E aggiungo, prendendo in prestito dal recente Manifesto convivialista firmato da pensatori come Edgar Morin, Elena Pulcini, Serge Latouche e altri, che ripartono dal celebre Saggio sul dono di Marcel Mauss, scritto 90 anni fa: “Se niente viene fatto per senso del dovere, per solidarietà o per il gusto di un lavoro ben fatto e il desiderio di creare, allora restano soltanto motivazioni come il guadagno e la promozione gerarchica”.

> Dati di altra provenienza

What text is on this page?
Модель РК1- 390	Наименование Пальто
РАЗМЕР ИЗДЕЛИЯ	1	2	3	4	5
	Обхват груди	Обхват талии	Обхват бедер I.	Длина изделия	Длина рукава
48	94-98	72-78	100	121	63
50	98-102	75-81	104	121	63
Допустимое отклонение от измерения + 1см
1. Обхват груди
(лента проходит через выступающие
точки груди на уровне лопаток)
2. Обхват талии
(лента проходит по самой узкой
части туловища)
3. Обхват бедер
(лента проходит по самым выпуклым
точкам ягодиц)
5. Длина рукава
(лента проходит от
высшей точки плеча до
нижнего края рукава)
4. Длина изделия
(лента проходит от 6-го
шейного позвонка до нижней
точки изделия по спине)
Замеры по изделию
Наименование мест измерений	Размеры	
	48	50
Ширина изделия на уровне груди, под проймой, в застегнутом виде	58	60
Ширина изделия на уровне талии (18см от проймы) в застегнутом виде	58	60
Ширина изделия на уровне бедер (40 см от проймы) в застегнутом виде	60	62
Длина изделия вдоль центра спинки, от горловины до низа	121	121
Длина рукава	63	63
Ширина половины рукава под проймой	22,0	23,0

Siamo in un teatro, luogo che le comunità degli uomini hanno inventato per realizzarvi un rito del tutto originale: un rito laico in un tempio laico, dove riunirsi per vedere su di un palcoscenico com’è fatta veramente la vita e per sfiorare, attraverso la creatività, l’insondabile, ovvero ciò che la scienza e i saperi oggettivi non potranno mai svelarci completamente, ovvero il mistero più profondo dell’esistenza.

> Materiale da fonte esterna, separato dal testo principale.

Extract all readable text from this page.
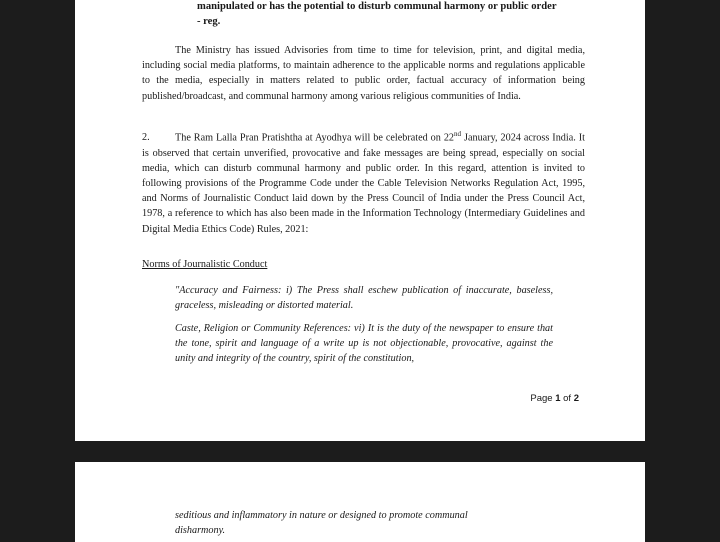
manipulated or has the potential to disturb communal harmony or public order
- reg.

The Ministry has issued Advisories from time to time for television, print, and digital media, including social media platforms, to maintain adherence to the applicable norms and regulations applicable to the media, especially in matters related to public order, factual accuracy of information being published/broadcast, and communal harmony among various religious communities of India.

2. The Ram Lalla Pran Pratishtha at Ayodhya will be celebrated on 22nd January, 2024 across India. It is observed that certain unverified, provocative and fake messages are being spread, especially on social media, which can disturb communal harmony and public order. In this regard, attention is invited to following provisions of the Programme Code under the Cable Television Networks Regulation Act, 1995, and Norms of Journalistic Conduct laid down by the Press Council of India under the Press Council Act, 1978, a reference to which has also been made in the Information Technology (Intermediary Guidelines and Digital Media Ethics Code) Rules, 2021:

Norms of Journalistic Conduct

"Accuracy and Fairness: i) The Press shall eschew publication of inaccurate, baseless, graceless, misleading or distorted material.

Caste, Religion or Community References: vi) It is the duty of the newspaper to ensure that the tone, spirit and language of a write up is not objectionable, provocative, against the unity and integrity of the country, spirit of the constitution,

Page 1 of 2

seditious and inflammatory in nature or designed to promote communal
disharmony.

La vita è fatta, dunque, anche di poesia, arte, invenzione; e il teatro, le altre arti, le contiene tutte.

Non è un caso che le forme dei parlamenti democratici sono mutuate proprio dalla conformazione dei teatri antichi, veri e propri “parlamenti sociali”, ieri come oggi.
Un teatro reclama di essere abitato da artisti e spettatori, altrimenti sarebbe un involucro privo di senso. Un teatro vuoto è come una fontana dalla quale non fluisce più acqua. E ringrazio il mio compagno Anthony Majanlahti che mi ha donato questa frase così bella.
E’ proprio nei teatri che si dissolve, quasi in modo naturale, il muro fra privato e pubblico. Ecco perché l’istituzione Teatro è così potente, ecco perché essa è resistita fino a oggi.

Illustre Sindaco Marino, Roma è una città unica al mondo e dunque difficile da governare. Qualcuno mi ha messo in guardia nell’accogliere l’invito a guidare un Teatro considerato “difficile”, in un momento critico per la Città e per il Paese.

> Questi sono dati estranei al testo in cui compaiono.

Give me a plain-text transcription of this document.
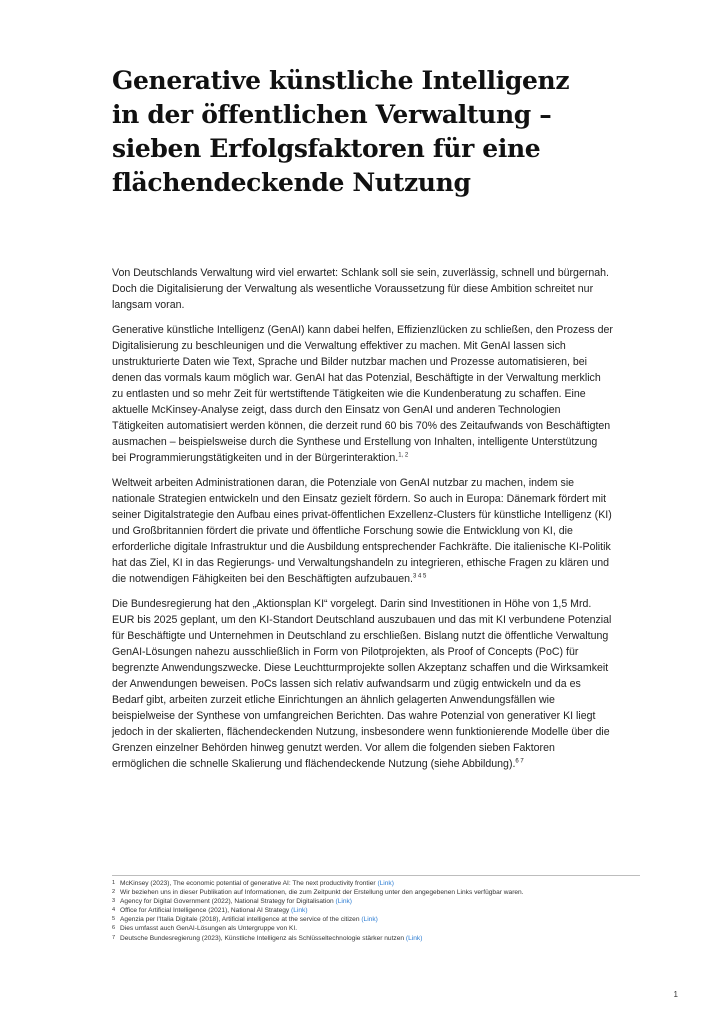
Generative künstliche Intelligenz
in der öffentlichen Verwaltung –
sieben Erfolgsfaktoren für eine
flächendeckende Nutzung

Von Deutschlands Verwaltung wird viel erwartet: Schlank soll sie sein, zuverlässig, schnell und bürgernah. Doch die Digitalisierung der Verwaltung als wesentliche Voraussetzung für diese Ambition schreitet nur langsam voran.

Generative künstliche Intelligenz (GenAI) kann dabei helfen, Effizienzlücken zu schließen, den Prozess der Digitalisierung zu beschleunigen und die Verwaltung effektiver zu machen. Mit GenAI lassen sich unstrukturierte Daten wie Text, Sprache und Bilder nutzbar machen und Prozesse automatisieren, bei denen das vormals kaum möglich war. GenAI hat das Potenzial, Beschäftigte in der Verwaltung merklich zu entlasten und so mehr Zeit für wertstiftende Tätigkeiten wie die Kundenberatung zu schaffen. Eine aktuelle McKinsey-Analyse zeigt, dass durch den Einsatz von GenAI und anderen Technologien Tätigkeiten automatisiert werden können, die derzeit rund 60 bis 70% des Zeitaufwands von Beschäftigten ausmachen – beispielsweise durch die Synthese und Erstellung von Inhalten, intelligente Unterstützung bei Programmierungstätigkeiten und in der Bürgerinteraktion.$^{1, 2}$

Weltweit arbeiten Administrationen daran, die Potenziale von GenAI nutzbar zu machen, indem sie nationale Strategien entwickeln und den Einsatz gezielt fördern. So auch in Europa: Dänemark fördert mit seiner Digitalstrategie den Aufbau eines privat-öffentlichen Exzellenz-Clusters für künstliche Intelligenz (KI) und Großbritannien fördert die private und öffentliche Forschung sowie die Entwicklung von KI, die erforderliche digitale Infrastruktur und die Ausbildung entsprechender Fachkräfte. Die italienische KI-Politik hat das Ziel, KI in das Regierungs- und Verwaltungshandeln zu integrieren, ethische Fragen zu klären und die notwendigen Fähigkeiten bei den Beschäftigten aufzubauen.$^{3 4 5}$

Die Bundesregierung hat den „Aktionsplan KI“ vorgelegt. Darin sind Investitionen in Höhe von 1,5 Mrd. EUR bis 2025 geplant, um den KI-Standort Deutschland auszubauen und das mit KI verbundene Potenzial für Beschäftigte und Unternehmen in Deutschland zu erschließen. Bislang nutzt die öffentliche Verwaltung GenAI-Lösungen nahezu ausschließlich in Form von Pilotprojekten, als Proof of Concepts (PoC) für begrenzte Anwendungszwecke. Diese Leuchtturmprojekte sollen Akzeptanz schaffen und die Wirksamkeit der Anwendungen beweisen. PoCs lassen sich relativ aufwandsarm und zügig entwickeln und da es Bedarf gibt, arbeiten zurzeit etliche Einrichtungen an ähnlich gelagerten Anwendungsfällen wie beispielweise der Synthese von umfangreichen Berichten. Das wahre Potenzial von generativer KI liegt jedoch in der skalierten, flächendeckenden Nutzung, insbesondere wenn funktionierende Modelle über die Grenzen einzelner Behörden hinweg genutzt werden. Vor allem die folgenden sieben Faktoren ermöglichen die schnelle Skalierung und flächendeckende Nutzung (siehe Abbildung).$^{6 7}$

1 McKinsey (2023), The economic potential of generative AI: The next productivity frontier (Link)
2 Wir beziehen uns in dieser Publikation auf Informationen, die zum Zeitpunkt der Erstellung unter den angegebenen Links verfügbar waren.
3 Agency for Digital Government (2022), National Strategy for Digitalisation (Link)
4 Office for Artificial Intelligence (2021), National AI Strategy (Link)
5 Agenzia per l'Italia Digitale (2018), Artificial intelligence at the service of the citizen (Link)
6 Dies umfasst auch GenAI-Lösungen als Untergruppe von KI.
7 Deutsche Bundesregierung (2023), Künstliche Intelligenz als Schlüsseltechnologie stärker nutzen (Link)
1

E invece ho scelto di provare a dare il mio contributo affinché anche dal Teatro Argentina si avviasse un nuovo ciclo di vivacità creativa e di riscatto culturale di Roma. E sono fortemente convinto che sia proprio dall’arte sociale per eccellenza, l’arte della scena, della condivisione, che questo processo di ricostruzione e di riscatto debba partire, crescere, trascinando con sé tutti gli altri ambiti della cultura e della conoscenza.
E non può che cominciare a farlo il teatro pubblico della città, il Teatro della Capitale della Nazione. Confidando che i teatri in città si ricompongano in un vero e proprio sistema, dove abbiano un ruolo tanto i teatri a vocazione pubblica tanto i teatri privati, a condizione che tutti ritrovino nuove missioni e disegnino nuove strade da percorrere.

Mi considero un direttore lavoratore e insieme alle maestranze di questa istituzione vogliamo contare con forza e determinazione nel processo di Rinascita che deve cominciare prima possibile, anzi che è già in atto, mi verrebbe da dire.
“Preferisco essere un sognatore tra i più umili, con visioni da realizzare, piuttosto che il principe di un popolo senza sogni né desideri”, scrive il poeta, filosofo e scrittore libanese Kahlil Gibran.
Noi, qui, saremo guidati da queste parole: passione, competenza, professionalità, rigore, etica, senso di responsabilità, un pizzico di sana ambizione e una necessaria visione del conteso più generale. Rappresentano i “mattoncini” per costruire una nuova prospettiva, un nuovo futuro, certi di poter contare con rinnovata fiducia nell’articolo 9 della Carta Costituzionale: “La Repubblica promuove lo sviluppo della cultura e la ricerca scientifica e tecnica. Tutela il paesaggio e il patrimonio storico e artistico della Nazione”.
Promuovere e tutelare sono parole forti, chiare, che debbono anche esse farci da guida.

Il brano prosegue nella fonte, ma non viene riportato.